Bratislava Castle is visible from far across the plains of Lower Austria. Perched high upon a hill overlooking the city, it is a watchful structure. As castles were meant to be. I have never been inside. Nowadays, it’s rare that I enter such places. I never thought I could become blasé about castles. I come from a land of so few. Hearst Castle. Disneyland Castle. Both are recent follies. Those are the only two I can think of.
Slovakia is said to be the most castellated country in Europe. Did you know that there is an English word, an adjective, for “having many castles”? Castellated. Nothing like English vocabulary for keeping a writer humble.
The eerie ruins of Devin Castle rise above the confluence of the Danube and Morava Rivers. This one sees a bit of tourist action, as it’s just outside of Bratislava. I ventured inside, attracted by the dramatic location. There is not enough money for reconstruction, the brochure states. The tone is apologetic. Modern artistic metalwork is displayed in the courtyard. The type of thing you find at art fairs. It clashes with the old stone. There are vases of fresh flowers in the ladies’ room, which is the poshest ladies’ room I’ve ever seen at a tourist attraction. It seems like a way to appease the tourist. Sorry for the rubble. Here’s some pretty stuff. Here, look.
I prefer the vestiges over the perfectly restored. Using my imagination. The reality of time.
Far on the edge of the other side of Bratislava, past the concrete labyrinth of Petržalka, near the borders of Austria and Hungary, Rusovce manor house sits empty, neglected. It is guarded by a motley group of curs. They charge at anyone who lingers near the fence. But their barks are half-hearted. Their tails wag. Whenever I walk the forest trails that begin behind the mansion, I pause to speak to them. I have never seen the caretaker who lives in the dilapidated shack, but my husband caught a glimpse of him the last time we were there.
Things get really interesting when you venture further away from Bratislava. I’ve written posts about the grim history of Čachtice and the mysterious beauty of Orava. They are among the well-known castles of Slovakia. When I began to hike the trails of the Little Carpathian mountain range, I soon stumbled upon others. Sometimes that castle symbol on the map would turn out to be just a pile of rubble, but other times I was rewarded with a rest stop within massive, crumbling walls.
One of the few restored castles is at Smolenice. It is mainly used as a venue for weddings and other social functions. This village is the starting point for hikes to Zaruby, the highest peak in the Little Carpathians. I’ve hiked this path with fellow expat Naomi, who writes the most insightful blog about Slovak culture that I’ve ever come across. Smolenice looks like something out of a fairy tale when you look down from above, but the skies are usually too hazy to get a decent photo of it.

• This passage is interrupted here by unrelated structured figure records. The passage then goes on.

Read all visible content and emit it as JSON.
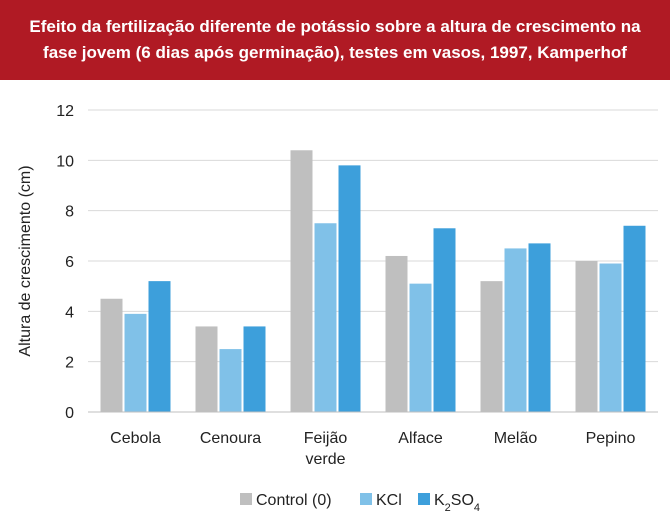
{
  "chart_data": {
    "type": "bar",
    "title": "Efeito da fertilização diferente de potássio sobre a altura de crescimento na fase jovem (6 dias após germinação), testes em vasos, 1997, Kamperhof",
    "ylabel": "Altura de crescimento (cm)",
    "xlabel": "",
    "ylim": [
      0,
      12
    ],
    "yticks": [
      0,
      2,
      4,
      6,
      8,
      10,
      12
    ],
    "grid": true,
    "legend_position": "bottom",
    "categories": [
      [
        "Cebola"
      ],
      [
        "Cenoura"
      ],
      [
        "Feijão",
        "verde"
      ],
      [
        "Alface"
      ],
      [
        "Melão"
      ],
      [
        "Pepino"
      ]
    ],
    "series": [
      {
        "name": "Control (0)",
        "color": "#bfbfbf",
        "values": [
          4.5,
          3.4,
          10.4,
          6.2,
          5.2,
          6.0
        ]
      },
      {
        "name": "KCl",
        "color": "#80c1e8",
        "values": [
          3.9,
          2.5,
          7.5,
          5.1,
          6.5,
          5.9
        ]
      },
      {
        "name": "K2SO4",
        "color": "#3d9fdb",
        "values": [
          5.2,
          3.4,
          9.8,
          7.3,
          6.7,
          7.4
        ]
      }
    ]
  }
}
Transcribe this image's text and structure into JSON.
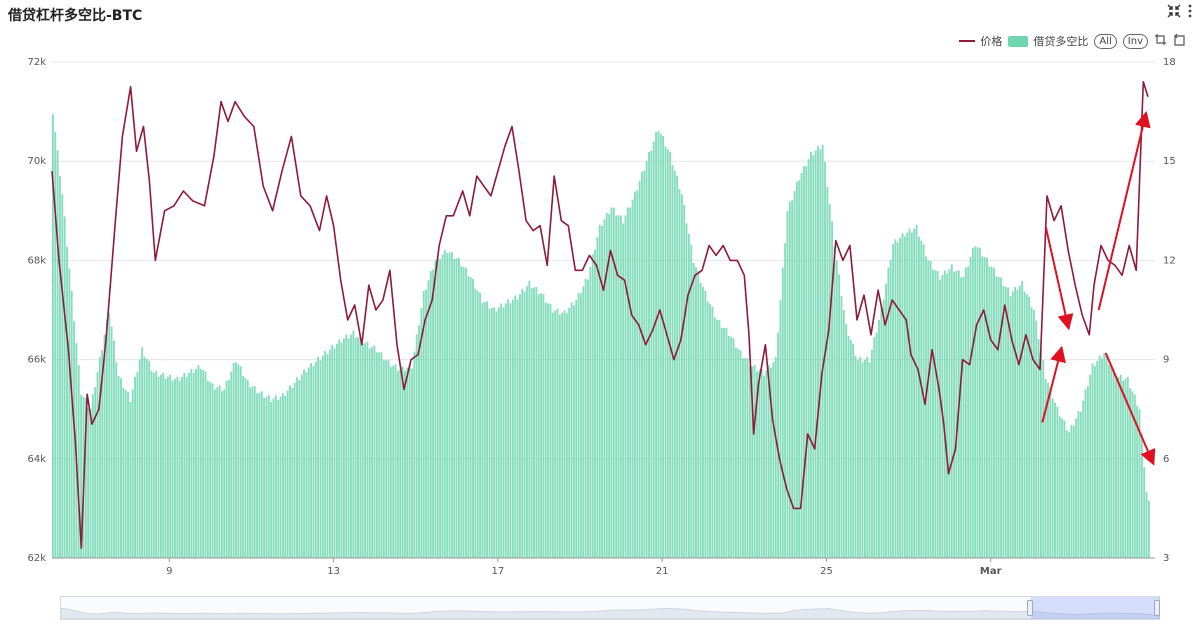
{
  "header": {
    "title": "借贷杠杆多空比-BTC"
  },
  "toolbar": {
    "fullscreen_icon": "collapse-arrows-icon",
    "more_icon": "vertical-dots-icon"
  },
  "legend": {
    "price_label": "价格",
    "ratio_label": "借贷多空比",
    "all_label": "All",
    "inv_label": "Inv",
    "price_color": "#8e1a3c",
    "ratio_color": "#6fd6b1"
  },
  "chart_data": {
    "type": "bar",
    "left_axis": {
      "min": 62000,
      "max": 72000,
      "ticks": [
        "62k",
        "64k",
        "66k",
        "68k",
        "70k",
        "72k"
      ]
    },
    "right_axis": {
      "min": 3,
      "max": 18,
      "ticks": [
        "3",
        "6",
        "9",
        "12",
        "15",
        "18"
      ]
    },
    "x_ticks": [
      "9",
      "13",
      "17",
      "21",
      "25",
      "Mar"
    ],
    "series": [
      {
        "name": "价格",
        "type": "line",
        "axis": "left",
        "color": "#8e1a3c",
        "points": [
          [
            0,
            69800
          ],
          [
            0.3,
            68000
          ],
          [
            0.7,
            66200
          ],
          [
            1.0,
            64300
          ],
          [
            1.25,
            62200
          ],
          [
            1.5,
            65300
          ],
          [
            1.7,
            64700
          ],
          [
            2.0,
            65000
          ],
          [
            2.3,
            66400
          ],
          [
            2.7,
            68800
          ],
          [
            3.0,
            70500
          ],
          [
            3.35,
            71500
          ],
          [
            3.6,
            70200
          ],
          [
            3.9,
            70700
          ],
          [
            4.15,
            69600
          ],
          [
            4.4,
            68000
          ],
          [
            4.8,
            69000
          ],
          [
            5.2,
            69100
          ],
          [
            5.6,
            69400
          ],
          [
            6.0,
            69200
          ],
          [
            6.5,
            69100
          ],
          [
            6.9,
            70100
          ],
          [
            7.2,
            71200
          ],
          [
            7.5,
            70800
          ],
          [
            7.8,
            71200
          ],
          [
            8.2,
            70900
          ],
          [
            8.6,
            70700
          ],
          [
            9.0,
            69500
          ],
          [
            9.4,
            69000
          ],
          [
            9.8,
            69800
          ],
          [
            10.2,
            70500
          ],
          [
            10.6,
            69300
          ],
          [
            11.0,
            69100
          ],
          [
            11.4,
            68600
          ],
          [
            11.7,
            69300
          ],
          [
            12.0,
            68700
          ],
          [
            12.3,
            67600
          ],
          [
            12.6,
            66800
          ],
          [
            12.9,
            67100
          ],
          [
            13.2,
            66300
          ],
          [
            13.5,
            67500
          ],
          [
            13.8,
            67000
          ],
          [
            14.1,
            67200
          ],
          [
            14.4,
            67800
          ],
          [
            14.7,
            66300
          ],
          [
            15.0,
            65400
          ],
          [
            15.3,
            66000
          ],
          [
            15.6,
            66100
          ],
          [
            15.9,
            66800
          ],
          [
            16.2,
            67200
          ],
          [
            16.5,
            68300
          ],
          [
            16.8,
            68900
          ],
          [
            17.1,
            68900
          ],
          [
            17.5,
            69400
          ],
          [
            17.8,
            68900
          ],
          [
            18.1,
            69700
          ],
          [
            18.4,
            69500
          ],
          [
            18.7,
            69300
          ],
          [
            19.0,
            69800
          ],
          [
            19.3,
            70300
          ],
          [
            19.6,
            70700
          ],
          [
            19.9,
            69800
          ],
          [
            20.2,
            68800
          ],
          [
            20.5,
            68600
          ],
          [
            20.8,
            68700
          ],
          [
            21.1,
            67900
          ],
          [
            21.4,
            69700
          ],
          [
            21.7,
            68800
          ],
          [
            22.0,
            68700
          ],
          [
            22.3,
            67800
          ],
          [
            22.6,
            67800
          ],
          [
            22.9,
            68100
          ],
          [
            23.2,
            67900
          ],
          [
            23.5,
            67400
          ],
          [
            23.8,
            68200
          ],
          [
            24.1,
            67700
          ],
          [
            24.4,
            67600
          ],
          [
            24.7,
            66900
          ],
          [
            25.0,
            66700
          ],
          [
            25.3,
            66300
          ],
          [
            25.6,
            66600
          ],
          [
            25.9,
            67000
          ],
          [
            26.2,
            66500
          ],
          [
            26.5,
            66000
          ],
          [
            26.8,
            66400
          ],
          [
            27.1,
            67300
          ],
          [
            27.4,
            67700
          ],
          [
            27.7,
            67800
          ],
          [
            28.0,
            68300
          ],
          [
            28.3,
            68100
          ],
          [
            28.6,
            68300
          ],
          [
            28.9,
            68000
          ],
          [
            29.2,
            68000
          ],
          [
            29.5,
            67700
          ],
          [
            29.7,
            66500
          ],
          [
            29.9,
            64500
          ],
          [
            30.1,
            65500
          ],
          [
            30.4,
            66300
          ],
          [
            30.7,
            64800
          ],
          [
            31.0,
            64000
          ],
          [
            31.3,
            63400
          ],
          [
            31.6,
            63000
          ],
          [
            31.9,
            63000
          ],
          [
            32.2,
            64500
          ],
          [
            32.5,
            64200
          ],
          [
            32.8,
            65700
          ],
          [
            33.1,
            66600
          ],
          [
            33.4,
            68400
          ],
          [
            33.7,
            68000
          ],
          [
            34.0,
            68300
          ],
          [
            34.3,
            66800
          ],
          [
            34.6,
            67300
          ],
          [
            34.9,
            66500
          ],
          [
            35.2,
            67400
          ],
          [
            35.5,
            66700
          ],
          [
            35.8,
            67200
          ],
          [
            36.1,
            67000
          ],
          [
            36.4,
            66800
          ],
          [
            36.6,
            66100
          ],
          [
            36.9,
            65800
          ],
          [
            37.2,
            65100
          ],
          [
            37.5,
            66200
          ],
          [
            37.8,
            65400
          ],
          [
            38.0,
            64700
          ],
          [
            38.2,
            63700
          ],
          [
            38.5,
            64200
          ],
          [
            38.8,
            66000
          ],
          [
            39.1,
            65900
          ],
          [
            39.4,
            66700
          ],
          [
            39.7,
            67000
          ],
          [
            40.0,
            66400
          ],
          [
            40.3,
            66200
          ],
          [
            40.6,
            67100
          ],
          [
            40.9,
            66400
          ],
          [
            41.2,
            65900
          ],
          [
            41.5,
            66500
          ],
          [
            41.8,
            66000
          ],
          [
            42.1,
            65800
          ],
          [
            42.4,
            69300
          ],
          [
            42.7,
            68800
          ],
          [
            43.0,
            69100
          ],
          [
            43.3,
            68200
          ],
          [
            43.6,
            67500
          ],
          [
            43.9,
            66900
          ],
          [
            44.2,
            66500
          ],
          [
            44.4,
            67500
          ],
          [
            44.7,
            68300
          ],
          [
            45.0,
            68000
          ],
          [
            45.3,
            67900
          ],
          [
            45.6,
            67700
          ],
          [
            45.9,
            68300
          ],
          [
            46.2,
            67800
          ],
          [
            46.5,
            71600
          ],
          [
            46.7,
            71300
          ]
        ]
      },
      {
        "name": "借贷多空比",
        "type": "bar",
        "axis": "right",
        "color": "#6fd6b1",
        "points": [
          [
            0,
            16.5
          ],
          [
            0.4,
            14.0
          ],
          [
            0.8,
            11.0
          ],
          [
            1.2,
            8.0
          ],
          [
            1.6,
            7.5
          ],
          [
            2.0,
            9.0
          ],
          [
            2.4,
            10.5
          ],
          [
            2.8,
            8.5
          ],
          [
            3.3,
            7.8
          ],
          [
            3.8,
            9.3
          ],
          [
            4.3,
            8.6
          ],
          [
            4.8,
            8.5
          ],
          [
            5.3,
            8.4
          ],
          [
            5.8,
            8.6
          ],
          [
            6.3,
            8.8
          ],
          [
            6.8,
            8.2
          ],
          [
            7.3,
            8.1
          ],
          [
            7.8,
            9.0
          ],
          [
            8.3,
            8.3
          ],
          [
            8.8,
            8.0
          ],
          [
            9.3,
            7.8
          ],
          [
            9.8,
            7.9
          ],
          [
            10.3,
            8.3
          ],
          [
            10.8,
            8.7
          ],
          [
            11.3,
            9.0
          ],
          [
            11.8,
            9.3
          ],
          [
            12.3,
            9.6
          ],
          [
            12.8,
            9.8
          ],
          [
            13.3,
            9.5
          ],
          [
            13.8,
            9.3
          ],
          [
            14.3,
            8.9
          ],
          [
            14.8,
            8.7
          ],
          [
            15.3,
            8.8
          ],
          [
            15.8,
            11.0
          ],
          [
            16.3,
            12.0
          ],
          [
            16.8,
            12.3
          ],
          [
            17.3,
            12.0
          ],
          [
            17.8,
            11.5
          ],
          [
            18.3,
            10.8
          ],
          [
            18.8,
            10.5
          ],
          [
            19.3,
            10.7
          ],
          [
            19.8,
            10.9
          ],
          [
            20.3,
            11.3
          ],
          [
            20.8,
            11.0
          ],
          [
            21.3,
            10.5
          ],
          [
            21.8,
            10.4
          ],
          [
            22.3,
            10.8
          ],
          [
            22.8,
            11.5
          ],
          [
            23.3,
            13.0
          ],
          [
            23.8,
            13.6
          ],
          [
            24.3,
            13.2
          ],
          [
            24.8,
            14.0
          ],
          [
            25.3,
            15.0
          ],
          [
            25.8,
            16.0
          ],
          [
            26.3,
            15.2
          ],
          [
            26.8,
            14.0
          ],
          [
            27.3,
            12.0
          ],
          [
            27.8,
            11.0
          ],
          [
            28.3,
            10.2
          ],
          [
            28.8,
            9.8
          ],
          [
            29.3,
            9.2
          ],
          [
            29.8,
            8.8
          ],
          [
            30.3,
            8.6
          ],
          [
            30.8,
            9.0
          ],
          [
            31.3,
            13.5
          ],
          [
            31.8,
            14.5
          ],
          [
            32.3,
            15.2
          ],
          [
            32.8,
            15.5
          ],
          [
            33.3,
            12.5
          ],
          [
            33.8,
            10.0
          ],
          [
            34.3,
            9.0
          ],
          [
            34.8,
            9.0
          ],
          [
            35.3,
            10.5
          ],
          [
            35.8,
            12.5
          ],
          [
            36.3,
            12.8
          ],
          [
            36.8,
            13.0
          ],
          [
            37.3,
            12.0
          ],
          [
            37.8,
            11.5
          ],
          [
            38.3,
            11.8
          ],
          [
            38.8,
            11.5
          ],
          [
            39.3,
            12.5
          ],
          [
            39.8,
            12.0
          ],
          [
            40.3,
            11.5
          ],
          [
            40.8,
            11.0
          ],
          [
            41.3,
            11.3
          ],
          [
            41.8,
            10.5
          ],
          [
            42.3,
            8.5
          ],
          [
            42.8,
            7.5
          ],
          [
            43.3,
            6.8
          ],
          [
            43.8,
            7.5
          ],
          [
            44.3,
            8.8
          ],
          [
            44.8,
            9.2
          ],
          [
            45.3,
            8.5
          ],
          [
            45.8,
            8.4
          ],
          [
            46.3,
            7.5
          ],
          [
            46.6,
            5.0
          ],
          [
            46.8,
            4.3
          ]
        ]
      }
    ],
    "x_domain": [
      0,
      47
    ],
    "x_tick_positions": [
      5,
      12,
      19,
      26,
      33,
      40
    ],
    "annotations": [
      {
        "from": [
          42.35,
          13.0
        ],
        "to": [
          43.3,
          10.0
        ],
        "color": "#e01020"
      },
      {
        "from": [
          42.2,
          7.1
        ],
        "to": [
          43.0,
          9.3
        ],
        "color": "#e01020"
      },
      {
        "from": [
          44.6,
          10.5
        ],
        "to": [
          46.6,
          16.4
        ],
        "color": "#e01020"
      },
      {
        "from": [
          44.9,
          9.2
        ],
        "to": [
          46.9,
          5.9
        ],
        "color": "#e01020"
      }
    ]
  }
}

Plavecky Castle overlooks rolling hills and open plains. Every ruin I’ve seen is situated on high. They were originally constructed to guard against invaders – Tatars, Turks, Napoleon. Did these places once have a tower for lighting warning fires for the neighboring castles, Lord of the Rings style? I haven’t been able to find an answer to that.
The most unexpected – and my ultimate favorite – discovery so far has been Ostrý Kameň. To get to most Slovak ruins, you need to work. There are no roads, parking lots, souvenir stands. You must hike forty minutes, at the very least, but more often it takes hours, and you can count on the last part being straight up. I’ve mentioned before that hiking trails in Slovakia can be downright sadistic. This trail was no exception.
After I scrawled my signature in the castle book and continued along the trail, I paused to gaze down at the haunting remains. It seemed so familiar. I was too filled with wonder to be unnerved.
During these journeys along the well-worn paths that wind through the forest and climb relentlessly up, my imagination runs free. How did people get to these places back then? Am I walking the same old road? I pay attention to my body as it reacts to the various locations. Mostly, I feel a sense of euphoria. Sometimes, for no apparent reason, I tense up. Shallow breath and constricted throat. In a couple of places, I’ve felt physically ill and frantic. I quickened my pace until the feeling went away. Things happened in these woods. I have come across old cenotaphs by the side of the trail, usually in the form of wooden crosses and candles, but also heavy stone monuments. The inscriptions tell the story of deaths that took place over a hundred years ago. A woodsman was murdered here. A man was run over by a carriage there. These are indeed the same old roads.
Perhaps the most distinctive ruin in the Little Carpathians is Pajštún Castle. A casualty of Napoleon’s army, the original gargoyles still glare down at visitors. The trees bear the scars of lovers’ initials, but, like all of the ruins I’ve encountered, the stones themselves are relatively free of graffiti.
A couple of the gargoyles have fallen to the ground. The force of their wrath is eroded away with each passing year.